Dari Hamdanah Menjadi Talaga: Jejak Pusara Sang Adinda
Tak jauh dari bekas kediamannya, sekitar seratus langkah ke arah utara, terhampar makam sederhana Nyai Talaga. Sebuah pusara yang kini dijaga oleh keluarga almarhum K. Syukri, salah satu keturunannya yang masih setia mendiami rumah kuno tersebut. Di kalangan masyarakat Desa Talaga, sang Nyai ini akrab disapa dengan sebutan Nyai Hamilah, atau dalam versi yang lebih agung, Agung Hamilah. Julukan "Nyai Talaga" sendiri, adalah penanda dari tempat persemayaman dan pengabdiannya, di Desa Talaga yang kini mengabadikan namanya dalam sejarah lokal.

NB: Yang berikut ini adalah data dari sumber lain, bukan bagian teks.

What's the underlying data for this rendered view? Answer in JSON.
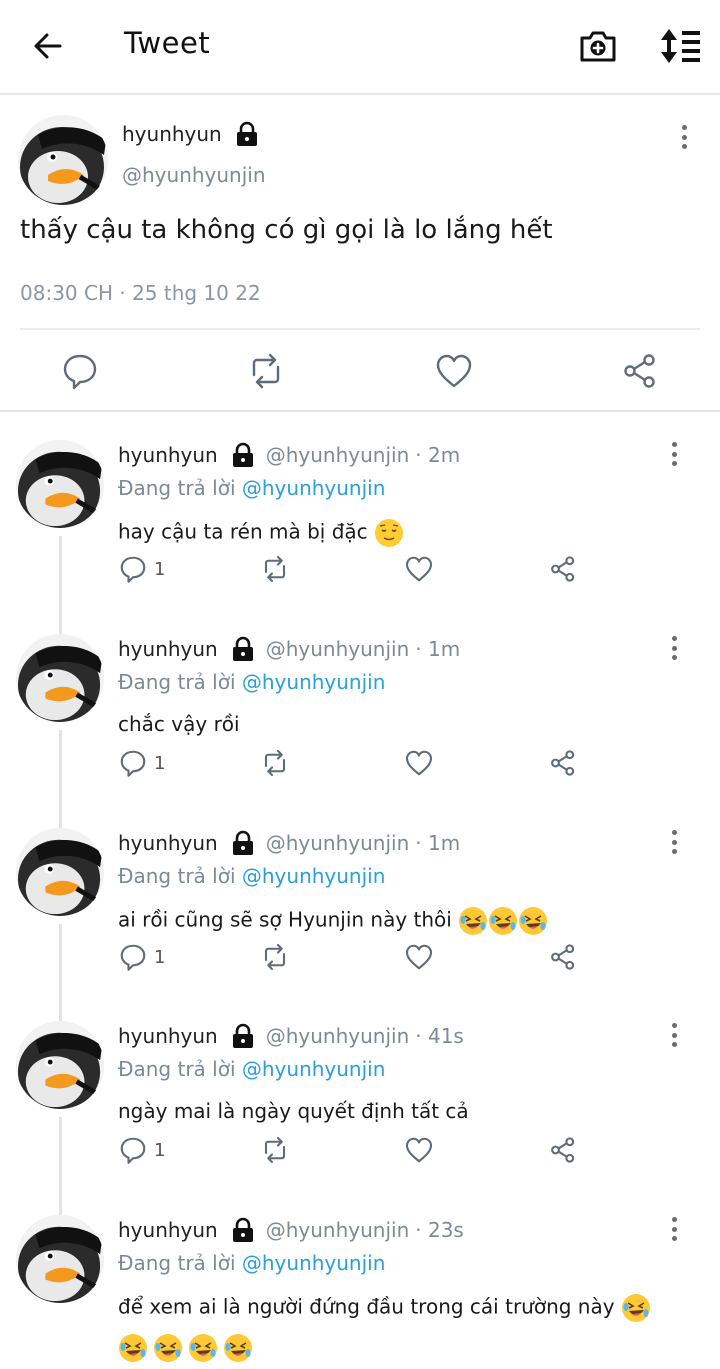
{
  "header": {
    "title": "Tweet",
    "back_icon": "arrow-left-icon",
    "camera_icon": "camera-plus-icon",
    "sort_icon": "sort-list-icon"
  },
  "main_tweet": {
    "name": "hyunhyun",
    "handle": "@hyunhyunjin",
    "text": "thấy cậu ta không có gì gọi là lo lắng hết",
    "time": "08:30 CH · 25 thg 10 22"
  },
  "replies": [
    {
      "name": "hyunhyun",
      "handle": "@hyunhyunjin",
      "age": "· 2m",
      "replying_label": "Đang trả lời",
      "replying_to": "@hyunhyunjin",
      "text": "hay cậu ta rén mà bị đặc",
      "reply_count": "1"
    },
    {
      "name": "hyunhyun",
      "handle": "@hyunhyunjin",
      "age": "· 1m",
      "replying_label": "Đang trả lời",
      "replying_to": "@hyunhyunjin",
      "text": "chắc vậy rồi",
      "reply_count": "1"
    },
    {
      "name": "hyunhyun",
      "handle": "@hyunhyunjin",
      "age": "· 1m",
      "replying_label": "Đang trả lời",
      "replying_to": "@hyunhyunjin",
      "text": "ai rồi cũng sẽ sợ Hyunjin này thôi",
      "reply_count": "1"
    },
    {
      "name": "hyunhyun",
      "handle": "@hyunhyunjin",
      "age": "· 41s",
      "replying_label": "Đang trả lời",
      "replying_to": "@hyunhyunjin",
      "text": "ngày mai là ngày quyết định tất cả",
      "reply_count": "1"
    },
    {
      "name": "hyunhyun",
      "handle": "@hyunhyunjin",
      "age": "· 23s",
      "replying_label": "Đang trả lời",
      "replying_to": "@hyunhyunjin",
      "text": "để xem ai là người đứng đầu trong cái trường này"
    }
  ],
  "colors": {
    "link_blue": "#2a9fd8",
    "muted_gray": "#7d8a96",
    "divider": "#e6e6e6"
  }
}
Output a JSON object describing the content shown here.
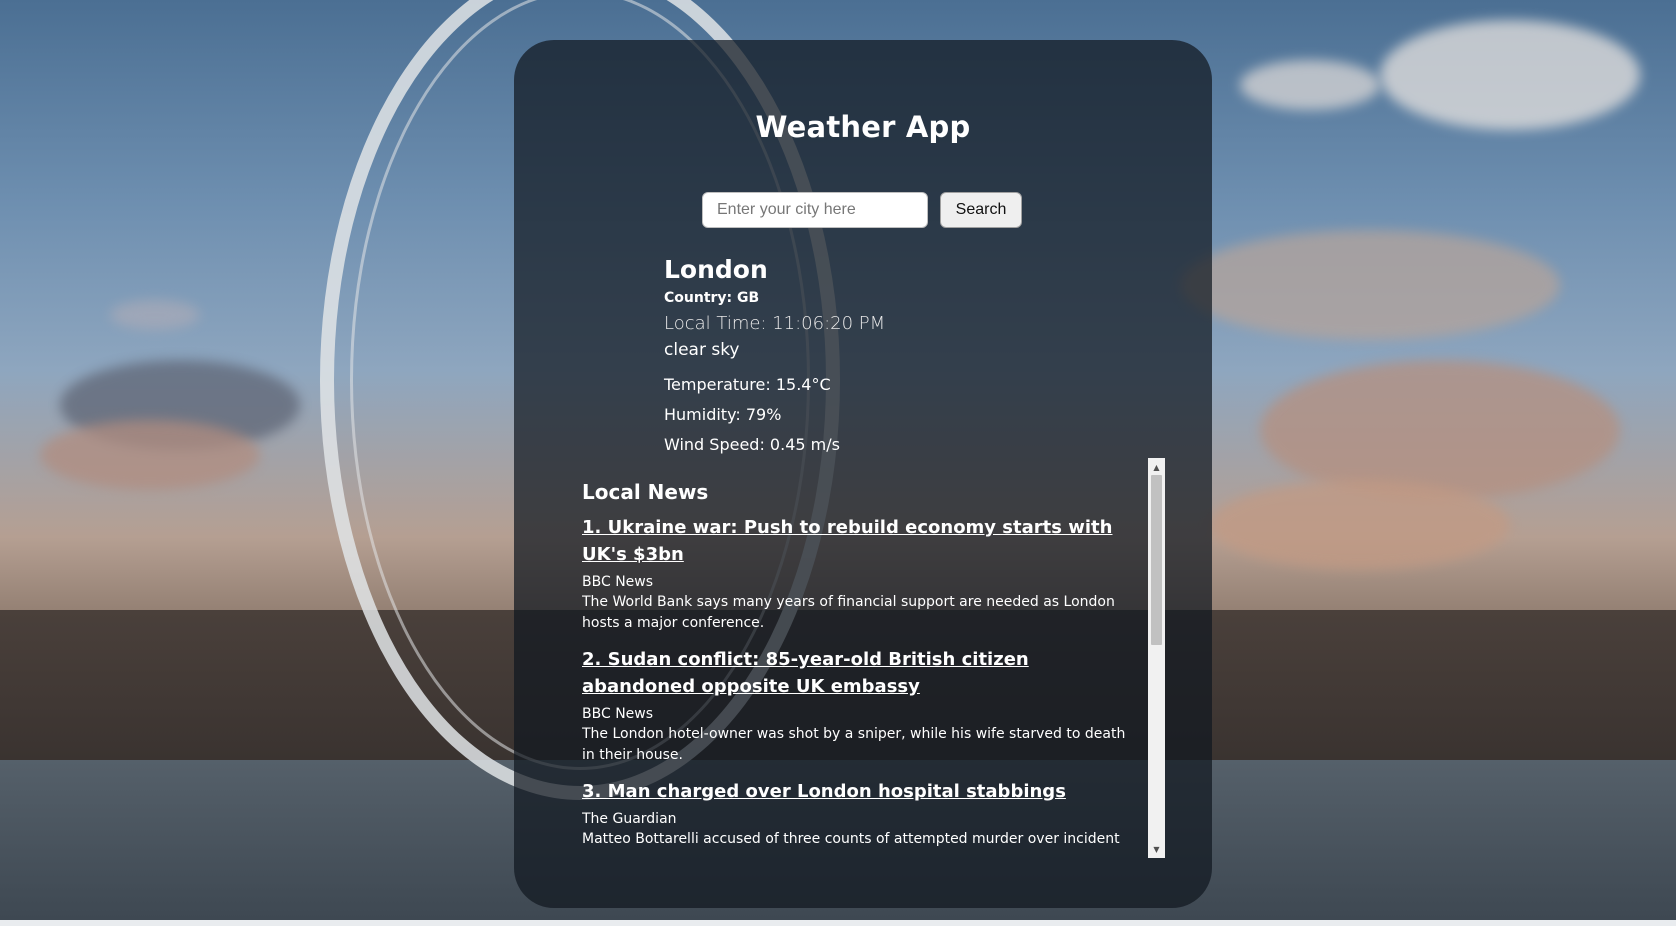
{
  "app": {
    "title": "Weather App"
  },
  "search": {
    "placeholder": "Enter your city here",
    "value": "",
    "button_label": "Search"
  },
  "weather": {
    "city": "London",
    "country": "Country: GB",
    "local_time": "Local Time: 11:06:20 PM",
    "description": "clear sky",
    "temperature": "Temperature: 15.4°C",
    "humidity": "Humidity: 79%",
    "wind_speed": "Wind Speed: 0.45 m/s"
  },
  "news": {
    "heading": "Local News",
    "items": [
      {
        "title": "1. Ukraine war: Push to rebuild economy starts with UK's $3bn",
        "source": "BBC News",
        "description": "The World Bank says many years of financial support are needed as London hosts a major conference."
      },
      {
        "title": "2. Sudan conflict: 85-year-old British citizen abandoned opposite UK embassy",
        "source": "BBC News",
        "description": "The London hotel-owner was shot by a sniper, while his wife starved to death in their house."
      },
      {
        "title": "3. Man charged over London hospital stabbings",
        "source": "The Guardian",
        "description": "Matteo Bottarelli accused of three counts of attempted murder over incident"
      }
    ]
  },
  "colors": {
    "card_background": "#111820",
    "text": "#ffffff",
    "scrollbar_track": "#f1f1f1",
    "scrollbar_thumb": "#c1c1c1"
  },
  "icons": {
    "scroll_up": "scroll-up-arrow-icon",
    "scroll_down": "scroll-down-arrow-icon"
  }
}
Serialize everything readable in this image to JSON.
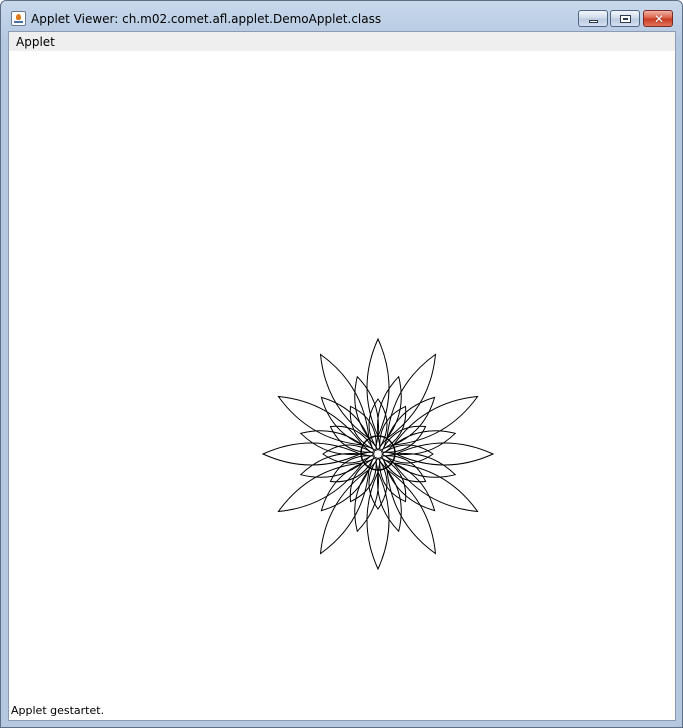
{
  "window": {
    "title": "Applet Viewer: ch.m02.comet.afl.applet.DemoApplet.class",
    "icon": "java-applet-icon",
    "controls": {
      "minimize": "minimize-icon",
      "maximize": "maximize-icon",
      "close": "✕"
    }
  },
  "menubar": {
    "items": [
      "Applet"
    ]
  },
  "status": {
    "text": "Applet gestartet."
  },
  "drawing": {
    "shape": "rosette",
    "stroke_color": "#000000",
    "background": "#ffffff"
  }
}
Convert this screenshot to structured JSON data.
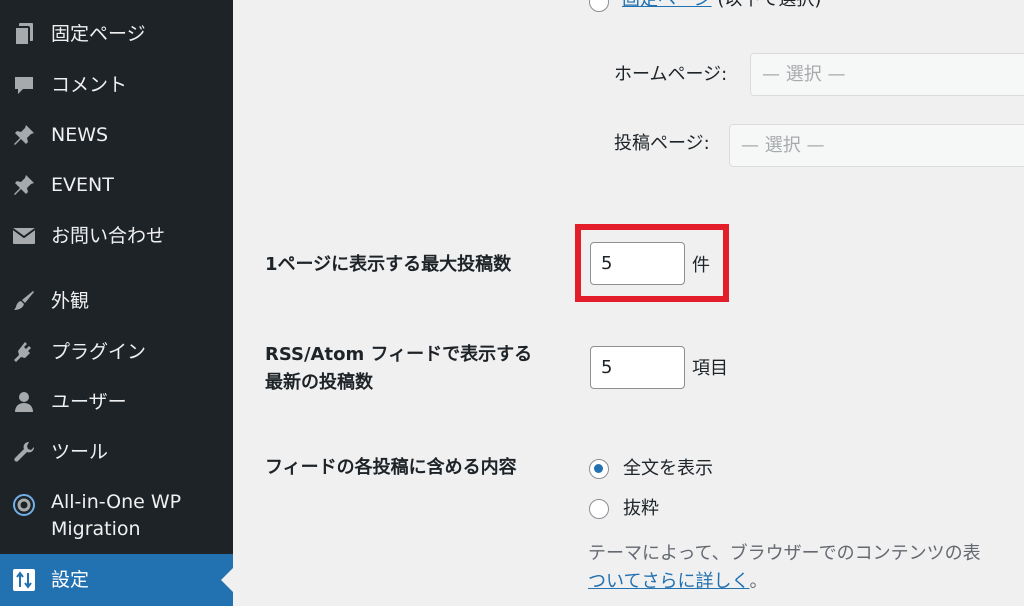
{
  "sidebar": {
    "items": [
      {
        "label": "固定ページ",
        "icon": "pages-icon"
      },
      {
        "label": "コメント",
        "icon": "comment-icon"
      },
      {
        "label": "NEWS",
        "icon": "pin-icon"
      },
      {
        "label": "EVENT",
        "icon": "pin-icon"
      },
      {
        "label": "お問い合わせ",
        "icon": "mail-icon"
      },
      {
        "label": "外観",
        "icon": "paintbrush-icon"
      },
      {
        "label": "プラグイン",
        "icon": "plugin-icon"
      },
      {
        "label": "ユーザー",
        "icon": "user-icon"
      },
      {
        "label": "ツール",
        "icon": "wrench-icon"
      },
      {
        "label_line1": "All-in-One WP",
        "label_line2": "Migration",
        "icon": "migration-icon"
      },
      {
        "label": "設定",
        "icon": "settings-icon",
        "active": true
      }
    ]
  },
  "homepage": {
    "static_page_link": "固定ページ",
    "static_page_suffix": " (以下で選択)",
    "home_label": "ホームページ:",
    "home_select": "— 選択 —",
    "posts_label": "投稿ページ:",
    "posts_select": "— 選択 —"
  },
  "posts_per_page": {
    "label": "1ページに表示する最大投稿数",
    "value": "5",
    "unit": "件"
  },
  "rss": {
    "label_line1": "RSS/Atom フィードで表示する",
    "label_line2": "最新の投稿数",
    "value": "5",
    "unit": "項目"
  },
  "feed_content": {
    "label": "フィードの各投稿に含める内容",
    "option_full": "全文を表示",
    "option_excerpt": "抜粋",
    "selected": "全文を表示",
    "note": "テーマによって、ブラウザーでのコンテンツの表",
    "note_link": "ついてさらに詳しく",
    "note_end": "。"
  },
  "colors": {
    "sidebar_bg": "#1d2327",
    "active_bg": "#2271b1",
    "highlight": "#e41d2b",
    "link": "#2271b1"
  }
}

Makam Nyai Talaga, dalam pantauan kami, menyiratkan kesederhanaan yang mendalam, jauh dari kemewahan nisan-nisan bangsawan pada umumnya. Hanya sepasang nisan yang tertancap ke tanah, menjadi penanda abadi bagi jiwa yang telah berpulang. Sayangnya, nisan asli yang menyimpan sejarah lebih purba telah digantikan oleh nisan yang lebih baru. Namun, Ja'far Shadiq, dengan penuh hormat, menunjuk pada sepasang batu nisan kuno yang tergeletak di dekat makam, "Menurut cerita salah satu tokoh Talaga dulu, nisan ini yang asli," katanya, mengisyaratkan adanya warisan artefak yang menyimpan energi masa lalu.
Jalinan Darah dan Misteri Keturunan: Jejak Abadi Nyai Talaga
Kisah Nyai Talaga tak berhenti pada keagungan darah biru. Riwayat lisan menyebutkan bahwa sang Nyai telah mengikat janji suci dengan Kiai Shaleh, seorang ulama dari Desa Lembung, Kecamatan Lenteng. Kiai Shaleh sendiri adalah putra dari Kiai Bungso, yang tak lain adalah adik kandung dari Nyai Narema, ibunda Nyai Talaga. Dengan demikian, ikatan pernikahan ini adalah jalinan asmara di antara sanak saudara sepupu, yang lazim terjadi di kalangan bangsawan untuk menjaga kemurnian garis keturunan.
Namun, tirai sejarah seolah belum sepenuhnya tersingkap. Catatan lengkap mengenai riwayat hidup keduanya, apalagi deretan keturunan mereka, masih diselimuti misteri. Penelusuran hanya berhasil menemukan beberapa fragmen catatan keluarga yang secara jelas bersusur galur atau bernasab pada Nyai Talaga. Di antaranya adalah para kiai terpandang di kawasan Desa Gadu, Kecamatan Ganding, dan juga para kiai yang menjadi mercusuar ilmu di wilayah Desa Lembung, Kecamatan Lenteng. Mereka adalah pewaris takhta spiritual dan sosial, yang mungkin tanpa mereka sadari, mengalir dalam darahnya kebijaksanaan dan keagungan dari seorang Nyai Talaga, adik sang Raja, penjaga rahasia istana, dan simpul penting dalam untaian sejarah Sumenep yang tak lekang oleh zaman.